Timothy, Paul’s protege in the service of the Word of God, gives us a sentence that articulates both our reality as sinners and our reason to hope: “If we are unfaithful he remains faithful, for he cannot deny himself” (2 Timothy 2: 13). God is the essence of faithfulness, because he is the fullness of love. His perfect love makes his faithfulness toward us perfect. Because HE IS perfect faithfulness and love, he cannot deny Himself. We have seen his faithfulness to his generous promise over and over again.

We can see God’s faithfulness throughout the Old Testament. When Adam and Eve failed in their faithfulness to God, he remained faithful to them, promising them a redeemer. When the Israelites fell into unfaithfulness in the desert and tested God’s faithfulness at Massah and Meriba, He remained faithful to them, giving them water from the rock and manna from heaven. Because the Israelites failed to remain faithful to God, they suffered exile over and over again. Yet God remained faithful, returning them to the Promised Land over and over.
In Psalm 105, we hear these words, “He remembers his covenant for ever, his promise for a thousand generations, the covenant he made with Abraham, the oath he swore to Isaac” (vs. 8-9). The entirety of Psalm 105 is dedicated to God’s fidelity to his promise. No matter how many times the Chosen People fell away from him in their faithlessness, he remained faithful, ever merciful and graceful to them. And his faithfulness remains with us today, even though we continually fail to honor his promise to us. His promise of mercy remains faithful and true, now and forever.

We see God’s faithfulness expressed in the two great canticles in Luke’s first chapter: the Canticle of Mary and the Canticle of Zechariah. Mary, pregnant with Jesus, sings with great joy after being greeted by her pregnant cousin, Elizabeth, “My soul proclaims the greatness of the Lord, my spirit rejoices in God my savior…He has come to the help of his servant Israel for he has remembered his promise of mercy, the promise he made to our fathers, to Abraham and his children for ever” (Lk. 1: 46-47, 54-55).
Zechariah, the father of John the Baptist, sings these words when his newborn son is presented on the eighth day in the Temple for circumcision: “Blessed be the Lord, the God of Israel, for he has come to his people to set them free. He has raised up for us a mighty savior, born of the house of his servant David…He promised to show mercy to our fathers and to remember his holy covenant. This is the oath he swore to our father Abraham: to set us free from the hands of our enemies, free to worship him without fear, holy and righteous in his sight all the days of our life” (Lk, 1: 68-69, 72-75).

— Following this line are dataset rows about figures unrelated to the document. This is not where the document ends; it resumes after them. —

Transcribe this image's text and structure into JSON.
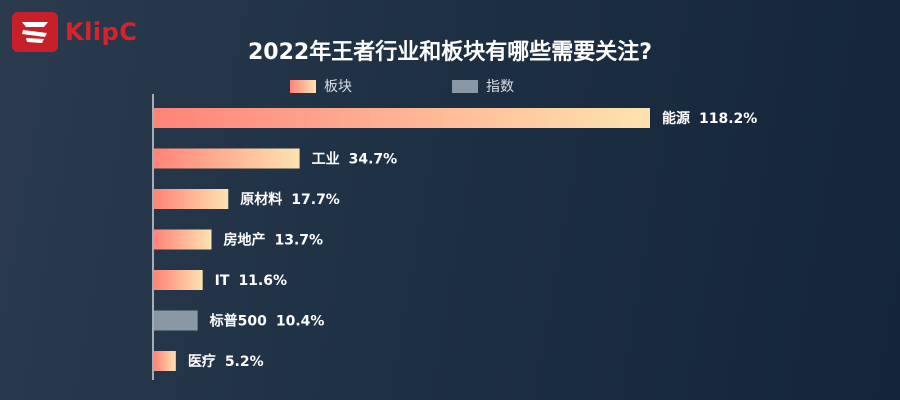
{
  "logo": {
    "text": "KlipC"
  },
  "chart_data": {
    "type": "bar",
    "orientation": "horizontal",
    "title": "2022年王者行业和板块有哪些需要关注?",
    "legend": [
      {
        "name": "板块",
        "color": "#ff8a7a"
      },
      {
        "name": "指数",
        "color": "#8a97a4"
      }
    ],
    "legend_placement": "top",
    "categories": [
      "能源",
      "工业",
      "原材料",
      "房地产",
      "IT",
      "标普500",
      "医疗"
    ],
    "values": [
      118.2,
      34.7,
      17.7,
      13.7,
      11.6,
      10.4,
      5.2
    ],
    "value_labels": [
      "118.2%",
      "34.7%",
      "17.7%",
      "13.7%",
      "11.6%",
      "10.4%",
      "5.2%"
    ],
    "series_of_category": [
      "板块",
      "板块",
      "板块",
      "板块",
      "板块",
      "指数",
      "板块"
    ],
    "unit": "%",
    "xlim": [
      0,
      118.2
    ],
    "grid": false
  },
  "colors": {
    "gradient_start": "#ff8378",
    "gradient_end": "#fde3b0",
    "index_bar": "#8a97a4",
    "axis": "#d0d6dc"
  }
}
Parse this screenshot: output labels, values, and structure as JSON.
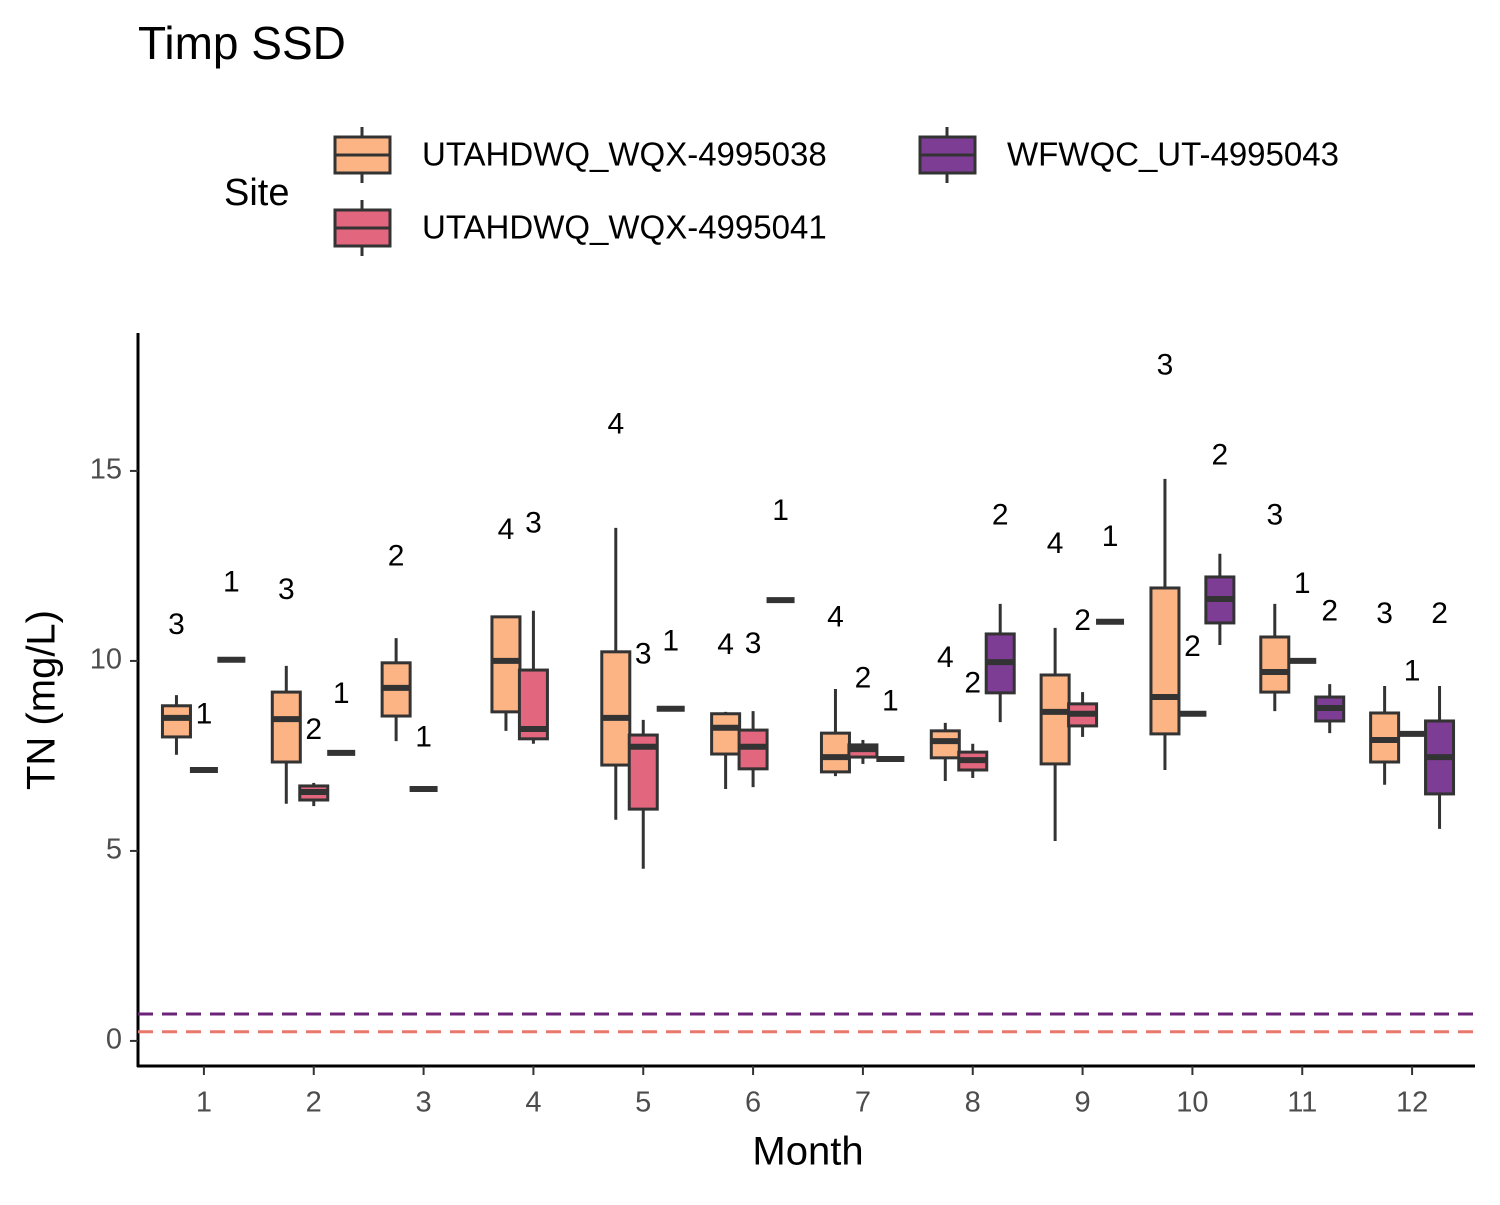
{
  "chart_data": {
    "type": "boxplot",
    "title": "Timp SSD",
    "x_label": "Month",
    "y_label": "TN (mg/L)",
    "legend_title": "Site",
    "categories": [
      "1",
      "2",
      "3",
      "4",
      "5",
      "6",
      "7",
      "8",
      "9",
      "10",
      "11",
      "12"
    ],
    "ylim": [
      -0.66,
      18.63
    ],
    "yticks": [
      0,
      5,
      10,
      15
    ],
    "outline_color": "#333333",
    "series": [
      {
        "name": "UTAHDWQ_WQX-4995038",
        "color": "#fdb485",
        "min": [
          7.53,
          6.24,
          7.89,
          8.16,
          5.82,
          6.63,
          6.97,
          6.84,
          5.26,
          7.13,
          8.68,
          6.74
        ],
        "q1": [
          8.0,
          7.34,
          8.55,
          8.66,
          7.26,
          7.55,
          7.08,
          7.45,
          7.29,
          8.08,
          9.18,
          7.34
        ],
        "median": [
          8.5,
          8.47,
          9.29,
          10.0,
          8.5,
          8.24,
          7.47,
          7.89,
          8.66,
          9.05,
          9.71,
          7.92
        ],
        "q3": [
          8.82,
          9.18,
          9.95,
          11.16,
          10.24,
          8.61,
          8.1,
          8.16,
          9.63,
          11.92,
          10.63,
          8.63
        ],
        "max": [
          9.1,
          9.87,
          10.6,
          11.18,
          13.5,
          8.66,
          9.26,
          8.37,
          10.87,
          14.79,
          11.5,
          9.34
        ],
        "n": [
          3,
          3,
          2,
          4,
          4,
          4,
          4,
          4,
          4,
          3,
          3,
          3
        ]
      },
      {
        "name": "UTAHDWQ_WQX-4995041",
        "color": "#e1667e",
        "min": [
          7.13,
          6.18,
          6.63,
          7.82,
          4.53,
          6.68,
          7.29,
          6.92,
          8.0,
          8.61,
          10.0,
          8.08
        ],
        "q1": [
          7.13,
          6.34,
          6.63,
          7.95,
          6.1,
          7.16,
          7.47,
          7.13,
          8.29,
          8.61,
          10.0,
          8.08
        ],
        "median": [
          7.13,
          6.55,
          6.63,
          8.21,
          7.74,
          7.74,
          7.68,
          7.39,
          8.61,
          8.61,
          10.0,
          8.08
        ],
        "q3": [
          7.13,
          6.71,
          6.63,
          9.76,
          8.05,
          8.18,
          7.79,
          7.6,
          8.87,
          8.61,
          10.0,
          8.08
        ],
        "max": [
          7.13,
          6.79,
          6.63,
          11.32,
          8.45,
          8.68,
          7.92,
          7.82,
          9.18,
          8.61,
          10.0,
          8.08
        ],
        "n": [
          1,
          2,
          1,
          3,
          3,
          3,
          2,
          2,
          2,
          2,
          1,
          1
        ]
      },
      {
        "name": "WFWQC_UT-4995043",
        "color": "#7d3d94",
        "min": [
          10.03,
          7.58,
          null,
          null,
          8.74,
          11.6,
          7.42,
          8.39,
          11.03,
          10.42,
          8.1,
          5.58
        ],
        "q1": [
          10.03,
          7.58,
          null,
          null,
          8.74,
          11.6,
          7.42,
          9.16,
          11.03,
          11.0,
          8.42,
          6.5
        ],
        "median": [
          10.03,
          7.58,
          null,
          null,
          8.74,
          11.6,
          7.42,
          9.97,
          11.03,
          11.63,
          8.76,
          7.47
        ],
        "q3": [
          10.03,
          7.58,
          null,
          null,
          8.74,
          11.6,
          7.42,
          10.71,
          11.03,
          12.21,
          9.05,
          8.42
        ],
        "max": [
          10.03,
          7.58,
          null,
          null,
          8.74,
          11.6,
          7.42,
          11.5,
          11.03,
          12.82,
          9.39,
          9.34
        ],
        "n": [
          1,
          1,
          null,
          null,
          1,
          1,
          1,
          2,
          1,
          2,
          2,
          2
        ]
      }
    ],
    "reference_lines": [
      {
        "value": 0.71,
        "color": "#6b2478"
      },
      {
        "value": 0.24,
        "color": "#e8776c"
      }
    ]
  }
}
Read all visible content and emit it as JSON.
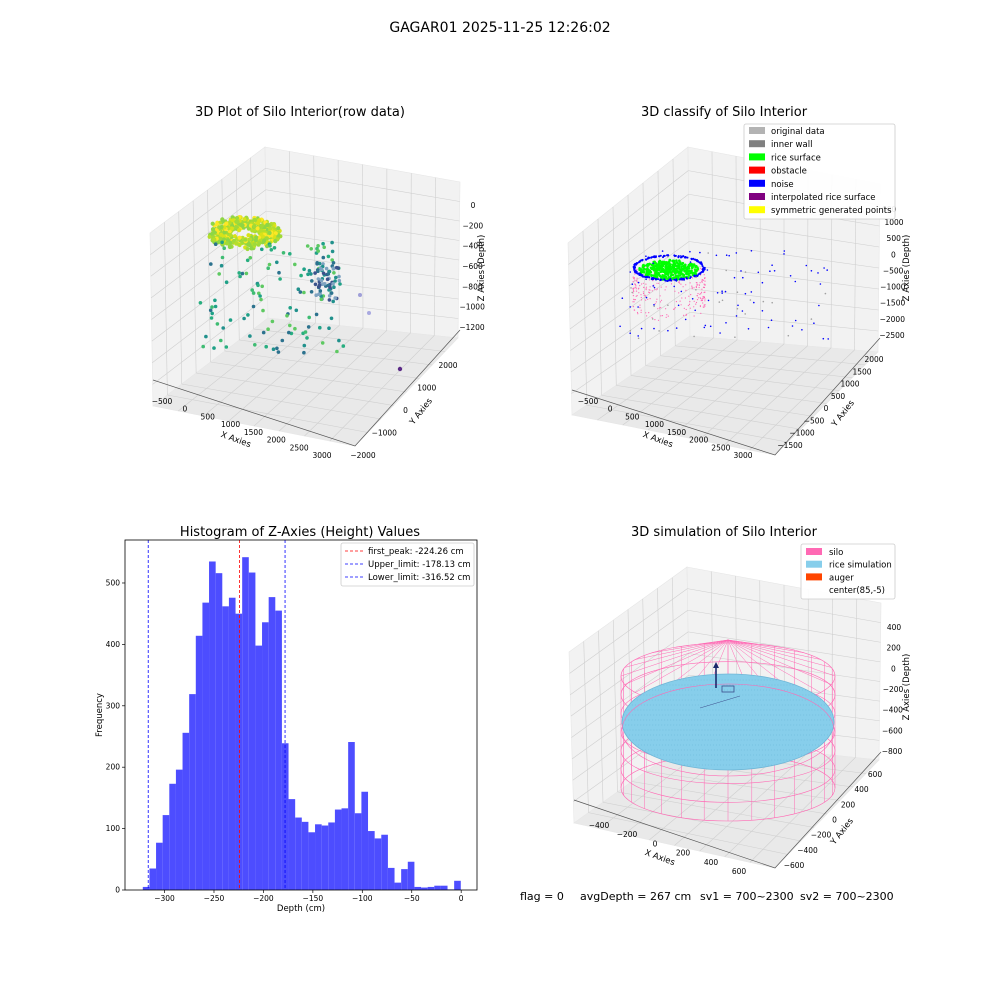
{
  "figure": {
    "title": "GAGAR01 2025-11-25 12:26:02",
    "footer": {
      "flag": "flag = 0",
      "avg_depth": "avgDepth = 267 cm",
      "sv1": "sv1 = 700~2300",
      "sv2": "sv2 = 700~2300"
    }
  },
  "chart_data": [
    {
      "type": "scatter",
      "title": "3D Plot of Silo Interior(row data)",
      "xlabel": "X Axies",
      "ylabel": "Y Axies",
      "zlabel": "Z Axies (Depth)",
      "x_ticks": [
        "−500",
        "0",
        "500",
        "1000",
        "1500",
        "2000",
        "2500",
        "3000"
      ],
      "y_ticks": [
        "−2000",
        "−1000",
        "0",
        "1000",
        "2000"
      ],
      "z_ticks": [
        "0",
        "−200",
        "−400",
        "−600",
        "−800",
        "−1000",
        "−1200"
      ],
      "colormap": "viridis"
    },
    {
      "type": "scatter",
      "title": "3D classify of Silo Interior",
      "xlabel": "X Axies",
      "ylabel": "Y Axies",
      "zlabel": "Z Axies (Depth)",
      "x_ticks": [
        "−500",
        "0",
        "500",
        "1000",
        "1500",
        "2000",
        "2500",
        "3000"
      ],
      "y_ticks": [
        "−1500",
        "−1000",
        "−500",
        "0",
        "500",
        "1000",
        "1500",
        "2000"
      ],
      "z_ticks": [
        "1000",
        "500",
        "0",
        "−500",
        "−1000",
        "−1500",
        "−2000",
        "−2500"
      ],
      "z_tick_partial": "000",
      "legend_position": "upper-right",
      "legend": [
        {
          "label": "original data",
          "color": "#b3b3b3"
        },
        {
          "label": "inner wall",
          "color": "#808080"
        },
        {
          "label": "rice surface",
          "color": "#00ff00"
        },
        {
          "label": "obstacle",
          "color": "#ff0000"
        },
        {
          "label": "noise",
          "color": "#0000ff"
        },
        {
          "label": "interpolated rice surface",
          "color": "#800080"
        },
        {
          "label": "symmetric generated points",
          "color": "#ffff00"
        }
      ]
    },
    {
      "type": "bar",
      "title": "Histogram of Z-Axies (Height) Values",
      "xlabel": "Depth (cm)",
      "ylabel": "Frequency",
      "bar_color": "#4d4dff",
      "xlim": [
        -340,
        16
      ],
      "ylim": [
        0,
        570
      ],
      "bin_start": -322,
      "bin_width": 6.7,
      "values": [
        5,
        35,
        77,
        122,
        173,
        196,
        256,
        319,
        414,
        468,
        535,
        516,
        462,
        476,
        450,
        542,
        517,
        398,
        436,
        477,
        455,
        239,
        148,
        118,
        111,
        94,
        107,
        105,
        110,
        131,
        133,
        241,
        125,
        160,
        96,
        84,
        90,
        36,
        12,
        34,
        46,
        5,
        4,
        5,
        7,
        7,
        1,
        15
      ],
      "x_ticks": [
        -300,
        -250,
        -200,
        -150,
        -100,
        -50,
        0
      ],
      "x_tick_labels": [
        "−300",
        "−250",
        "−200",
        "−150",
        "−100",
        "−50",
        "0"
      ],
      "y_ticks": [
        0,
        100,
        200,
        300,
        400,
        500
      ],
      "y_tick_labels": [
        "0",
        "100",
        "200",
        "300",
        "400",
        "500"
      ],
      "legend_position": "upper-right",
      "lines": [
        {
          "label": "first_peak: -224.26 cm",
          "x": -224.26,
          "color": "#ff0000"
        },
        {
          "label": "Upper_limit: -178.13 cm",
          "x": -178.13,
          "color": "#0000ff"
        },
        {
          "label": "Lower_limit: -316.52 cm",
          "x": -316.52,
          "color": "#0000ff"
        }
      ]
    },
    {
      "type": "scatter",
      "title": "3D simulation of Silo Interior",
      "xlabel": "X Axies",
      "ylabel": "Y Axies",
      "zlabel": "Z Axies (Depth)",
      "x_ticks": [
        "−400",
        "−200",
        "0",
        "200",
        "400",
        "600"
      ],
      "y_ticks": [
        "−600",
        "−400",
        "−200",
        "0",
        "200",
        "400",
        "600"
      ],
      "z_ticks": [
        "400",
        "200",
        "0",
        "−200",
        "−400",
        "−600",
        "−800"
      ],
      "legend_position": "upper-right",
      "legend": [
        {
          "label": "silo",
          "color": "#ff69b4"
        },
        {
          "label": "rice simulation",
          "color": "#87ceeb"
        },
        {
          "label": "auger",
          "color": "#ff4500"
        },
        {
          "label": "center(85,-5)",
          "color": "none"
        }
      ]
    }
  ]
}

Jesus is the culmination of God’s promise of faithfulness toward us. Because love in its fullest, perfect sense, is an act of self-giving, an emptying of the self for the good of the other, Jesus, in his death on the cross, is the perfect fulfillment of God’s love and faithfulness to us. We see this self-giving love powerfully stated in Paul’s Letter to the Philippians. “He emptied himself, taking the form of a slave, coming in human likeness; and found human in appearance, he humbled himself, becoming obedient to death, even death on a cross.” In doing so, Jesus is the fulfillment of the ancient promise given to Adam and Eve, and to Abraham. He is the Messiah promised through his prophets from the beginning. He is the living Word who, despite our continuing unfaithfulness to this day, has set us free from our greatest enemies, sin and death.
This is why we have reason to hope. We have proof of God’s perfect love and faithfulness toward us. We need only to look at the cross. Those who believe have a duty, then, to live and to love in the same fashion as Jesus modelled to us, by freely and willingly choosing to love God and our neighbor with the same kind of self-giving love, even if it may bring the suffering of the cross to us for doing so in a world that still does not understand and even rejects that love. When Jesus commanded us to love as he loved, he was expressing his faith in us. He would not ask such a price of us if he did not have faith in our ability to do so. This is how we cooperate in his redeeming grace.

Let us, then, trust in God’s faithfulness and love, and continue to learn how to live it more openly and joyfully in our daily lives.